Hmm… that really was the first thing I did when I started the Applied Data Science program. But since I’m now stuck and tired of my ugliest ever clustering algorithm, I can’t write about this monstrosity before it starts to somehow work. So, back to the beginnings..
All AI is based on those magical matrices. I did a little bit of them at university, but I never got “why am I doing this?” Not even thirteen years as a software programmer ever exposed me to any matrices… or at least I never needed to understand how they work. Now they seem to be fundamental to everything in AI, but I still couldn’t grasp the gist of them, so I asked myself a question: “Is it even possible to intuitively understand matrices?”
And my thinking was: ok, that’s a tough question, I can’t get a straight answer, but maybe, just maybe, there will be some proxy. Neural networks are somehow similar to neurons in my very own brain. So if such a network can easily answer a question about matrices, then maybe I should study them more, and just calculating them manually – which is what we do at universities – makes some sense.
I was talking a lot with ChatGPT. He is the most patient – sometimes annoying and not very smart – but still extremely patient and knowledgeable teacher I have, always there when I need him. Funny thing, how I used the word “he” instead of “it,” that’s incorrect on so many levels, but it still feels natural. Anyway, I was asking him a lot of questions about what a matrix is, what it’s for, who came up with this utterly destroying me idea, and so on. In one of such talks, there came the term “determinant” – I already forgot what it is, but it is important 🙂
I really don’t remember what a determinant is, but if it is equal to zero, it means that the matrix is bad, broken, ugly, cursed. It has no solution. And a matrix is a set of linear equations. A linear equation with two unknowns describes a line, with three describes a plane. It’s the same for matrices; the number of columns describes the dimensionality of equations. Three columns is the real world, and four describes something I’ll never be able to understand, but it obviously has some mathematical name: turboplane, hyperplane, batmanplane – something like that. While the number of rows describes the number of smaller shapes. E.g., three rows by two columns describe a triangle on a plane, five can describe a pentagon – and so, thanks to matrices, we can… no, computers can calculate if you are inside the evil zone.

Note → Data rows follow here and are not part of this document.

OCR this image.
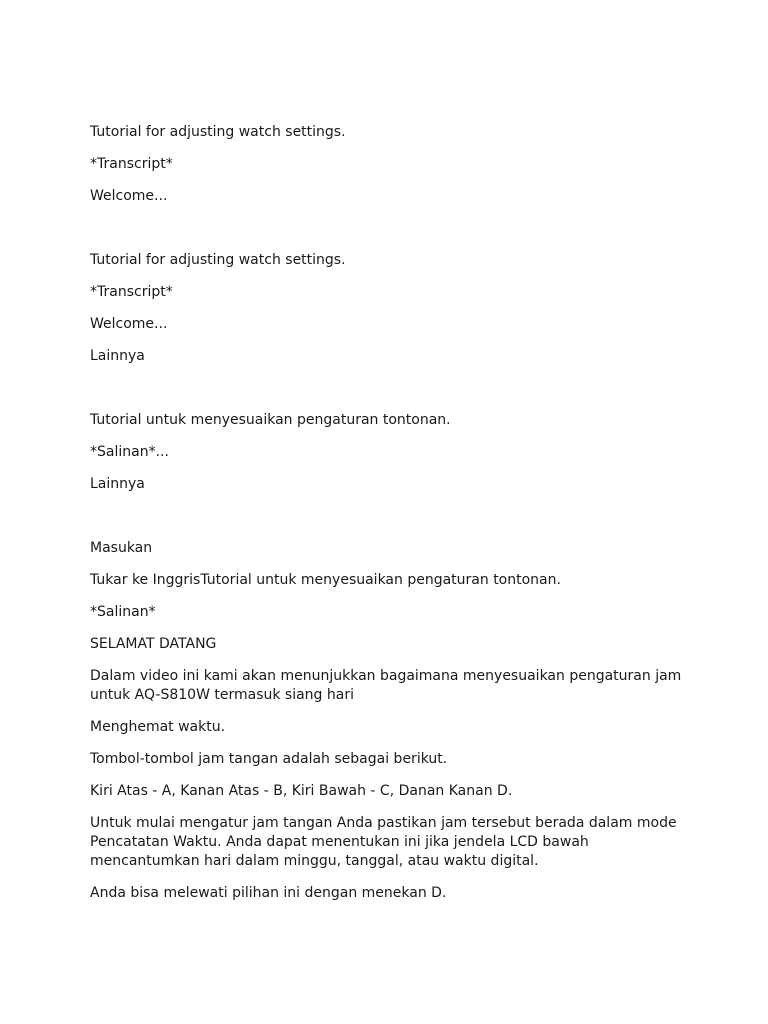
Tutorial for adjusting watch settings.

*Transcript*

Welcome...

Tutorial for adjusting watch settings.

*Transcript*

Welcome...

Lainnya

Tutorial untuk menyesuaikan pengaturan tontonan.

*Salinan*...

Lainnya

Masukan

Tukar ke InggrisTutorial untuk menyesuaikan pengaturan tontonan.

*Salinan*

SELAMAT DATANG

Dalam video ini kami akan menunjukkan bagaimana menyesuaikan pengaturan jam
untuk AQ-S810W termasuk siang hari

Menghemat waktu.

Tombol-tombol jam tangan adalah sebagai berikut.

Kiri Atas - A, Kanan Atas - B, Kiri Bawah - C, Danan Kanan D.

Untuk mulai mengatur jam tangan Anda pastikan jam tersebut berada dalam mode
Pencatatan Waktu. Anda dapat menentukan ini jika jendela LCD bawah
mencantumkan hari dalam minggu, tanggal, atau waktu digital.

Anda bisa melewati pilihan ini dengan menekan D.
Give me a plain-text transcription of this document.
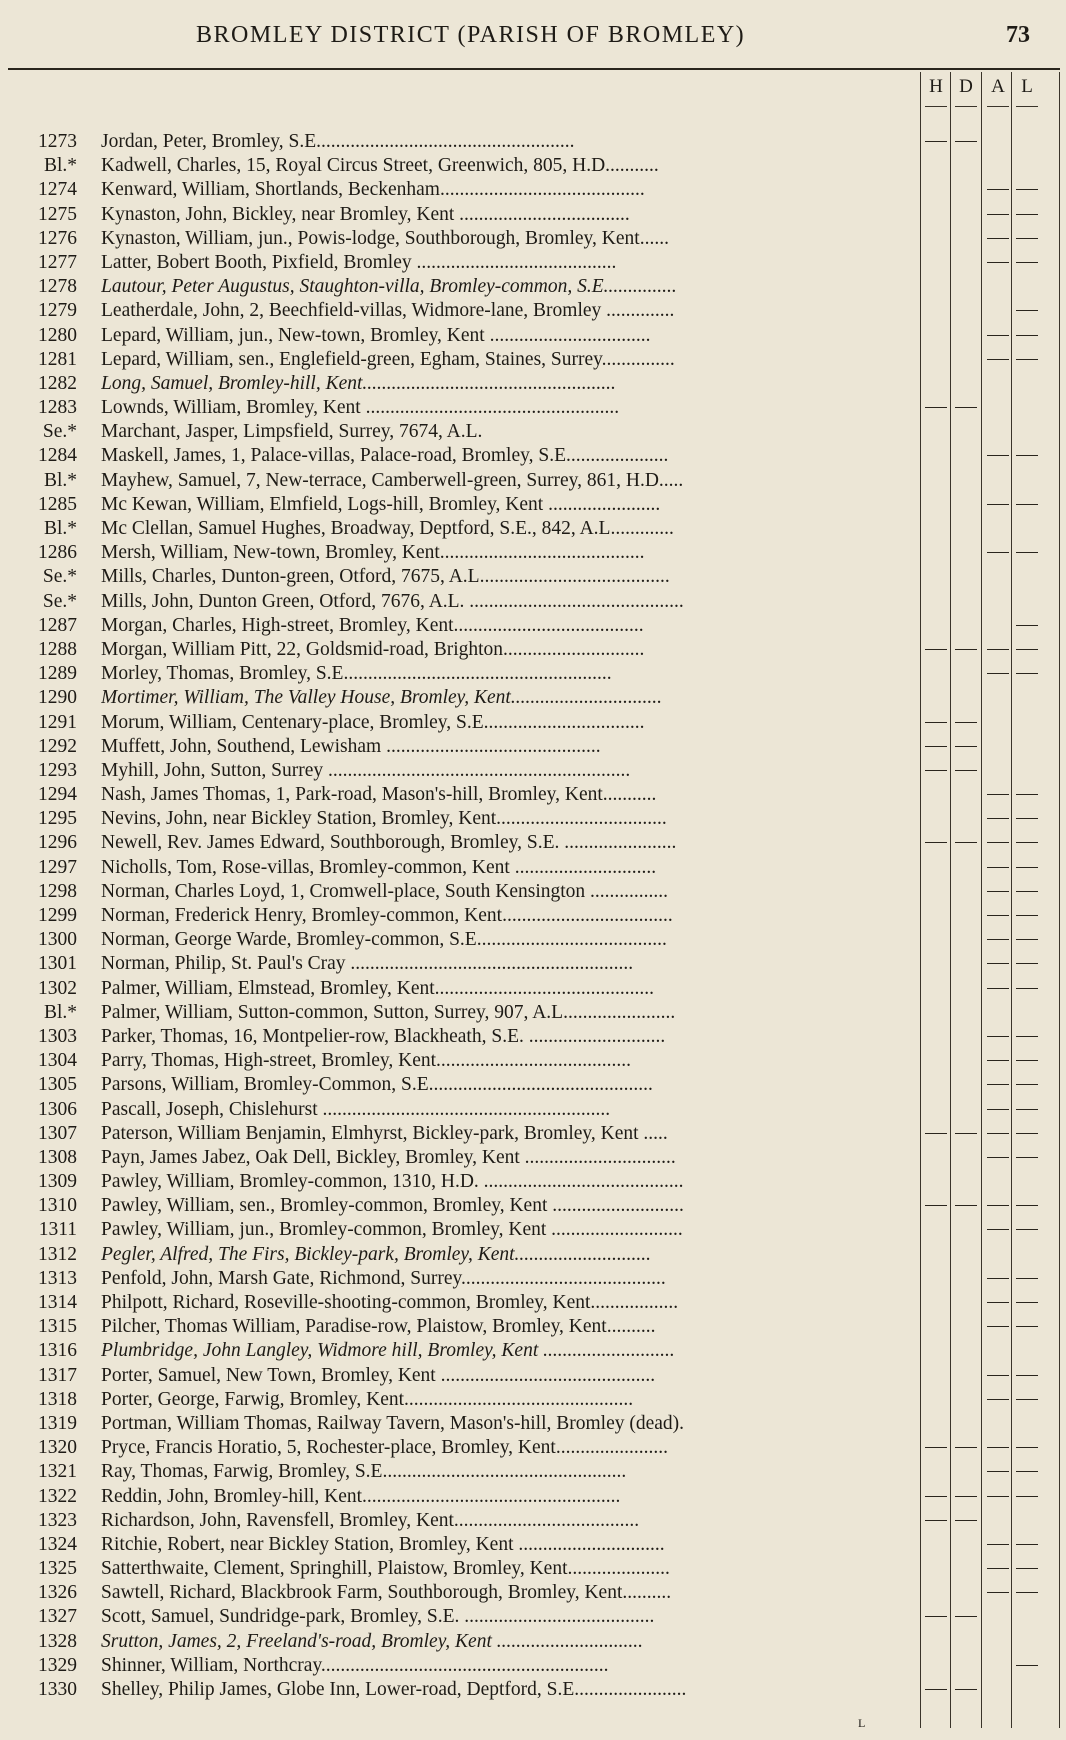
BROMLEY DISTRICT (PARISH OF BROMLEY)	73
H D A L
1273 Jordan, Peter, Bromley, S.E.....................................................
Bl.* Kadwell, Charles, 15, Royal Circus Street, Greenwich, 805, H.D...........
1274 Kenward, William, Shortlands, Beckenham..........................................
1275 Kynaston, John, Bickley, near Bromley, Kent ...................................
1276 Kynaston, William, jun., Powis-lodge, Southborough, Bromley, Kent......
1277 Latter, Bobert Booth, Pixfield, Bromley .........................................
1278 Lautour, Peter Augustus, Staughton-villa, Bromley-common, S.E...............
1279 Leatherdale, John, 2, Beechfield-villas, Widmore-lane, Bromley ..............
1280 Lepard, William, jun., New-town, Bromley, Kent .................................
1281 Lepard, William, sen., Englefield-green, Egham, Staines, Surrey...............
1282 Long, Samuel, Bromley-hill, Kent....................................................
1283 Lownds, William, Bromley, Kent ....................................................
Se.* Marchant, Jasper, Limpsfield, Surrey, 7674, A.L.
1284 Maskell, James, 1, Palace-villas, Palace-road, Bromley, S.E.....................
Bl.* Mayhew, Samuel, 7, New-terrace, Camberwell-green, Surrey, 861, H.D.....
1285 Mc Kewan, William, Elmfield, Logs-hill, Bromley, Kent .......................
Bl.* Mc Clellan, Samuel Hughes, Broadway, Deptford, S.E., 842, A.L.............
1286 Mersh, William, New-town, Bromley, Kent..........................................
Se.* Mills, Charles, Dunton-green, Otford, 7675, A.L.......................................
Se.* Mills, John, Dunton Green, Otford, 7676, A.L. ............................................
1287 Morgan, Charles, High-street, Bromley, Kent.......................................
1288 Morgan, William Pitt, 22, Goldsmid-road, Brighton.............................
1289 Morley, Thomas, Bromley, S.E.......................................................
1290 Mortimer, William, The Valley House, Bromley, Kent...............................
1291 Morum, William, Centenary-place, Bromley, S.E.................................
1292 Muffett, John, Southend, Lewisham ............................................
1293 Myhill, John, Sutton, Surrey ..............................................................
1294 Nash, James Thomas, 1, Park-road, Mason's-hill, Bromley, Kent...........
1295 Nevins, John, near Bickley Station, Bromley, Kent...................................
1296 Newell, Rev. James Edward, Southborough, Bromley, S.E. .......................
1297 Nicholls, Tom, Rose-villas, Bromley-common, Kent .............................
1298 Norman, Charles Loyd, 1, Cromwell-place, South Kensington ................
1299 Norman, Frederick Henry, Bromley-common, Kent...................................
1300 Norman, George Warde, Bromley-common, S.E.......................................
1301 Norman, Philip, St. Paul's Cray ..........................................................
1302 Palmer, William, Elmstead, Bromley, Kent.............................................
Bl.* Palmer, William, Sutton-common, Sutton, Surrey, 907, A.L.......................
1303 Parker, Thomas, 16, Montpelier-row, Blackheath, S.E. ............................
1304 Parry, Thomas, High-street, Bromley, Kent........................................
1305 Parsons, William, Bromley-Common, S.E..............................................
1306 Pascall, Joseph, Chislehurst ...........................................................
1307 Paterson, William Benjamin, Elmhyrst, Bickley-park, Bromley, Kent .....
1308 Payn, James Jabez, Oak Dell, Bickley, Bromley, Kent ...............................
1309 Pawley, William, Bromley-common, 1310, H.D. .........................................
1310 Pawley, William, sen., Bromley-common, Bromley, Kent ...........................
1311 Pawley, William, jun., Bromley-common, Bromley, Kent ...........................
1312 Pegler, Alfred, The Firs, Bickley-park, Bromley, Kent............................
1313 Penfold, John, Marsh Gate, Richmond, Surrey..........................................
1314 Philpott, Richard, Roseville-shooting-common, Bromley, Kent..................
1315 Pilcher, Thomas William, Paradise-row, Plaistow, Bromley, Kent..........
1316 Plumbridge, John Langley, Widmore hill, Bromley, Kent ...........................
1317 Porter, Samuel, New Town, Bromley, Kent ............................................
1318 Porter, George, Farwig, Bromley, Kent...............................................
1319 Portman, William Thomas, Railway Tavern, Mason's-hill, Bromley (dead).
1320 Pryce, Francis Horatio, 5, Rochester-place, Bromley, Kent.......................
1321 Ray, Thomas, Farwig, Bromley, S.E..................................................
1322 Reddin, John, Bromley-hill, Kent.....................................................
1323 Richardson, John, Ravensfell, Bromley, Kent......................................
1324 Ritchie, Robert, near Bickley Station, Bromley, Kent ..............................
1325 Satterthwaite, Clement, Springhill, Plaistow, Bromley, Kent.....................
1326 Sawtell, Richard, Blackbrook Farm, Southborough, Bromley, Kent..........
1327 Scott, Samuel, Sundridge-park, Bromley, S.E. .......................................
1328 Srutton, James, 2, Freeland's-road, Bromley, Kent ..............................
1329 Shinner, William, Northcray...........................................................
1330 Shelley, Philip James, Globe Inn, Lower-road, Deptford, S.E.......................
L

I’m getting off-topic all the time. It’s late, I’m tired of the dumb clustering algorithm, and the project isn’t so important, so who cares. So the determinant, the intuition about matrices, and willingness to get my hands dirty on neural networks. It’s not my style to repeat step by step what other people do; it doesn’t teach me so much. So instead of repeating the classical “recognize the handwritten number” exercise, I thought: ok, can a neural network learn to determine if a matrix’s determinant is equal to zero.
Here is this little project. Here is this little project. Results are no. Matrices are not intuitive, don’t touch them. Leave that stuff to the silicon brains.
Not really – I learned quite a lot about them later, but one lesson is clear. I did that before any lectures about Neural Networks, and I was lost. Now, after a week of listening about them, I don’t know if I’d do that quite differently or the same way, but I’d know what I was doing.
At the moment when I was playing with it, I got stuck at stubborn 90% accuracy and couldn’t get any single percent point more! In retrospect, my idea may be insolvable, as with so small numbers, rounding error in how numbers are stored on computers can kill the results, but still, it wasn’t time lost. I got my hands dirty finally, I tried some stuff and was wandering lost in the world of AI – just like a teacher on a video who was trying to make some model working, and I learned what an epoch is, what hyperparameters are, and probably a few more things that I already forgot.
But the main lesson is – play with stuff. Just like Edison, who was, to paraphrase one famous English gentleman, always coming to the right idea – just after exhausting every other possibility. But reading the map before getting into the fog can make you feel better.